Мама, кажется, что-то говорила, но я не слушал, не слышал, поглощённый своим горем. Потом заплакал Тимка, призывая маму уделить ему время, и она поспешила к нему, а я снова остался один, один на целых шесть лет, пока Ангелина не пришла снова. Да, за то время мне снова нанимали репетиторов, которые делали свою работу «на отвали», оплачивали секции (за что родителям большое спасибо), где я пропадал сутками напролёт, но внутри. внутри я тогда был мёртв.
Ангелина. Она вползла в мою душу и поселилась там, а потом, уходя, забрала её с собой, и сердце моё тоже забрала. Я стал пустым, просто оболочкой, которая ела, пила, ходила в школу и занималась спортом. И никто этого не замечал, никто! Ни один человек из тех, с кем я вынужден был общаться, не понял, что меня больше нет. Да, отличник, спортсмен, надежда школы, сын уважаемой и обеспеченной семьи, с которым многие хотели подружиться, и девушки, и парни, но. Я был сам по себе и ни с кем не сближался. Нет, не изгой, а, скорее, король. А на вершине, как известно, может быть только один. И там дьявольски одиноко!
Так продолжалось до одиннадцатого класса, когда к нам на последний год перевёлся Рустам. Он был чужим, новым и даже чуждым устоявшейся ячейке под названием «11 — А». Его не приняли. Нет, не опускали и не делали отщепенцем или мальчиком для битья, просто игнорировали. Для них он был «чурка», «хачик», «мутный». Парни не хотели брать его в свою компанию, девчонки опасались заводить разговоры, хотя обычно очень бурно реагировали на новеньких. О семье Ибрагимовых ходили разные слухи: говорили, что дядя у него давно обосновался на нарах, да и батя может скоро оказаться там же, или что старшие братья занимаются рэкетом и «щимят» мелких предпринимателей… Народ много чего болтал.
В принципе, это вполне могло оказаться вовсе не домыслами, но я видел, как Рустам усердно делает записи в тетрадях, когда остальные пишут конспект через слово, как он таскает с собой книгу и почитывает на переменах, как уважительно относится к учителям. Даже если его семейство связано с криминалом, этот парень хочет вырваться из порочного круга и пойти другим путём.
Поэтому для меня Рустам стал отдушиной, как глоток свежего воздуха. Началось всё с того, что он поделился со мной учебником, когда я забыл свой. Мы сдружились на удивление легко и вместе щёлкали задачки, над которыми одноклассники вздыхали со скорбным видом, а после уроков зависали на спортивной площадке, загоняя мяч в кольцо. Ребята, кстати, пытались меня образумить, говорили, что я сильно рискую и что Ибрагимов сближается со мной из корыстных побуждений. Да, это могло быть правдой, я был готов к такого рода «неожиданностям», подобное не выбило бы меня из колеи и не сломало, потому что я уже был сломан девчонкой с белокурыми косичками, и только она могла меня починить.

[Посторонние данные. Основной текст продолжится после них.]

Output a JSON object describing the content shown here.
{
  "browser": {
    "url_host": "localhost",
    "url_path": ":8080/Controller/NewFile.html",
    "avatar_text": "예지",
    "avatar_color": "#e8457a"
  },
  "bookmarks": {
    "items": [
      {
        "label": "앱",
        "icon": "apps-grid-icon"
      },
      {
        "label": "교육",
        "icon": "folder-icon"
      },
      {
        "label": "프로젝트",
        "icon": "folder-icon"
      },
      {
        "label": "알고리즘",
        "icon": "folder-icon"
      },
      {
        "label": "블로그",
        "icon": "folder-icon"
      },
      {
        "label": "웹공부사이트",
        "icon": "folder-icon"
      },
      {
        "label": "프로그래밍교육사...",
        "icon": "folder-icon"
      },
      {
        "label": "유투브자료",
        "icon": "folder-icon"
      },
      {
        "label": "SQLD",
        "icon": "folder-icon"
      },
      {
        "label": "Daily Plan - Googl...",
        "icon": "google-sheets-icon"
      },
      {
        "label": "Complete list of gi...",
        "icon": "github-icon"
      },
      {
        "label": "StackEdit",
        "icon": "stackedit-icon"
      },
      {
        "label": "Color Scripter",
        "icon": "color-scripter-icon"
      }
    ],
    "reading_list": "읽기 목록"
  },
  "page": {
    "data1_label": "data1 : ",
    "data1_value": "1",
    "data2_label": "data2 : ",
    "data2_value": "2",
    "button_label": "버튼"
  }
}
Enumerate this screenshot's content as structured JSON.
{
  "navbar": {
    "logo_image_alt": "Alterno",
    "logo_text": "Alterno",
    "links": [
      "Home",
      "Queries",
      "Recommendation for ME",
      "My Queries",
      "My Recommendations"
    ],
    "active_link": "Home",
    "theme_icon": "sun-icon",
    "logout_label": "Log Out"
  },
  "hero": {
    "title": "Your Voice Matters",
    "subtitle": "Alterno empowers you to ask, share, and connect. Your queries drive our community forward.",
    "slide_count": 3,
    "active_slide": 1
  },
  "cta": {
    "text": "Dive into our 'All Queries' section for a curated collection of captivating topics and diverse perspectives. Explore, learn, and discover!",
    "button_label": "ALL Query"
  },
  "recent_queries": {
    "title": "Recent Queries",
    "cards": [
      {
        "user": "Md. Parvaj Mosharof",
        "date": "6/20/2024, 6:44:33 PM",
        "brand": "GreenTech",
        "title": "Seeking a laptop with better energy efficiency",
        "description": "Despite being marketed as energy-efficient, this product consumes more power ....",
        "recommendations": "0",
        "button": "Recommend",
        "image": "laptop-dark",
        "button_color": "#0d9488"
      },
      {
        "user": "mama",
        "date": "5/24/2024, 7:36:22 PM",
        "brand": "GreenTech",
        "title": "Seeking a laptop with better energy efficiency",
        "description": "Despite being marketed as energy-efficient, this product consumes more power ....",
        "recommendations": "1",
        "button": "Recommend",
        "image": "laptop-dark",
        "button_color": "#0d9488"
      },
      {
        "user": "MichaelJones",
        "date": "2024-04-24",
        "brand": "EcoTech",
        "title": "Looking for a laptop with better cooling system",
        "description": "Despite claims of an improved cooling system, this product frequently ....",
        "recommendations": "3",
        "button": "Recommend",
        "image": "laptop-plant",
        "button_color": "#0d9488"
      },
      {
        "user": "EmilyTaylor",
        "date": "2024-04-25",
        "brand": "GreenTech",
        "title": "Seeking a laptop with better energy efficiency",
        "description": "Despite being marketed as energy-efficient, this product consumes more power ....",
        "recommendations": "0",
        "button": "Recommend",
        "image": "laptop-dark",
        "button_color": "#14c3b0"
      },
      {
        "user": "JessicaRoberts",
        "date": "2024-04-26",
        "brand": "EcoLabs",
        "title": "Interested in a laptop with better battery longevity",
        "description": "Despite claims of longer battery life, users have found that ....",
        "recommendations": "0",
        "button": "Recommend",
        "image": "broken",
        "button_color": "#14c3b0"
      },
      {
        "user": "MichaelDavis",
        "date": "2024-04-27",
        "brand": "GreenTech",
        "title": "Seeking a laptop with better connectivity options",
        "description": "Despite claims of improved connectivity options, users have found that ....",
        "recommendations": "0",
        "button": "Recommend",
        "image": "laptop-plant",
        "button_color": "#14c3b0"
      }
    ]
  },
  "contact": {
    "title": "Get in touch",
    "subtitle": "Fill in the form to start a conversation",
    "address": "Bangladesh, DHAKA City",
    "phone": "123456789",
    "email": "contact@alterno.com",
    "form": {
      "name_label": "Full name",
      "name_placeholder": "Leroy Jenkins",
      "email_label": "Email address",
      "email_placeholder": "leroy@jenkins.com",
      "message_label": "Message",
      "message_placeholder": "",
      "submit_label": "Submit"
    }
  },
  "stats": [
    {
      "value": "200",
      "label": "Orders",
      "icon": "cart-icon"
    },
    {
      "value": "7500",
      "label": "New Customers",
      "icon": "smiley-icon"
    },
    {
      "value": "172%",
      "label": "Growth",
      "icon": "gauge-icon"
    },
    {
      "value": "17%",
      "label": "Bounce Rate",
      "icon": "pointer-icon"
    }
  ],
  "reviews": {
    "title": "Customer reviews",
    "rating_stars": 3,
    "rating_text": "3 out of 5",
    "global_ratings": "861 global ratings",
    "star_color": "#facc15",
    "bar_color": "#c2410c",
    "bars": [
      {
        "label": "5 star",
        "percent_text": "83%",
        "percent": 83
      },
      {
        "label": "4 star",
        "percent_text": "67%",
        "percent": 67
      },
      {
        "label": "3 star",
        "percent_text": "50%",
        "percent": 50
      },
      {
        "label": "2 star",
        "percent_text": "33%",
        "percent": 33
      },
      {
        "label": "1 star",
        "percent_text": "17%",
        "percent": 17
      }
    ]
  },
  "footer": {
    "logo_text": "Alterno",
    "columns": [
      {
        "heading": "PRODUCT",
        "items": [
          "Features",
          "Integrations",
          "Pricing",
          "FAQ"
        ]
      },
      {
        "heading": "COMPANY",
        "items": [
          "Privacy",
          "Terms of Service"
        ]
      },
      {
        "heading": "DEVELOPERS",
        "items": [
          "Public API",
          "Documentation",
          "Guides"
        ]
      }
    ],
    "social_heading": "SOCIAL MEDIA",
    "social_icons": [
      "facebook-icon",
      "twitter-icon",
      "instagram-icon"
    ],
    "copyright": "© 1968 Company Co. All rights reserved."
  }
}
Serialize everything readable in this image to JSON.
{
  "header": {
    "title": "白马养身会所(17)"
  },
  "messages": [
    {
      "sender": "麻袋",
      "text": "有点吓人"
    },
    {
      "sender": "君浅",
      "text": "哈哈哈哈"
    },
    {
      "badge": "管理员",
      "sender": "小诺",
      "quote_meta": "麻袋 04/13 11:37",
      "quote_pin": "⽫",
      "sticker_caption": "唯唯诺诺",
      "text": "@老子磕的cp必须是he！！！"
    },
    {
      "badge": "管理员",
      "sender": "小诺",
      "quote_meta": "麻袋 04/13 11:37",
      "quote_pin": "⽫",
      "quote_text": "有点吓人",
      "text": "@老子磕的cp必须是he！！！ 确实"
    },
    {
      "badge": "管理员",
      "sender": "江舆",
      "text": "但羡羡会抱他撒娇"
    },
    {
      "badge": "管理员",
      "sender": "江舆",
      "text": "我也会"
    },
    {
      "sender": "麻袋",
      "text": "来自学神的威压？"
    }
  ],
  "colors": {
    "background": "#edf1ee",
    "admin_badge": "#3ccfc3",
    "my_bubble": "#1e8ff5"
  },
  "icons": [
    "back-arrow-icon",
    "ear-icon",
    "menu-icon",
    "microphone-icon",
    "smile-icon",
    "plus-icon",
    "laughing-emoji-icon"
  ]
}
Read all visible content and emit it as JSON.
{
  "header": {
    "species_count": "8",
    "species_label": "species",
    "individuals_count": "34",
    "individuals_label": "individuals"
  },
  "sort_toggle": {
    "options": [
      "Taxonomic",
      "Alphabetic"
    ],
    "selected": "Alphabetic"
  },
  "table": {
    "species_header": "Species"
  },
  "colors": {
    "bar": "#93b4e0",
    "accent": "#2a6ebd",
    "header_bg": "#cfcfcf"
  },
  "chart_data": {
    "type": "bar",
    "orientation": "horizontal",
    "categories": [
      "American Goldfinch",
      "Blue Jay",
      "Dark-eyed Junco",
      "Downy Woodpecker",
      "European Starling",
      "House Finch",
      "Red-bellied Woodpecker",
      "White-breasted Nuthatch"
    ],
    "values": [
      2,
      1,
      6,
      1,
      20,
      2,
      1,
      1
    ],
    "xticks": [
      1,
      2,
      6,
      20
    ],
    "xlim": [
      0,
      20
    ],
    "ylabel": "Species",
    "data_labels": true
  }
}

И Ангелина появилась снова. Как луч света, пробившийся сквозь мою тьму, как брызги моря, которые ветер бросает в лицо, когда гуляешь по пляжу. Она меня возродила, собрала из осколков, заставила жить ею, дышать ею уже по-новому, «по-взрослому». И в этот раз я стал другим, закалённым, приобрёл иммунитет, готов был ждать и терпеливо добиваться своей цели. Я стал способен на поступок, и уже тогда, в одиннадцатом классе, старался помогать моему Ангелу не словами, а делами.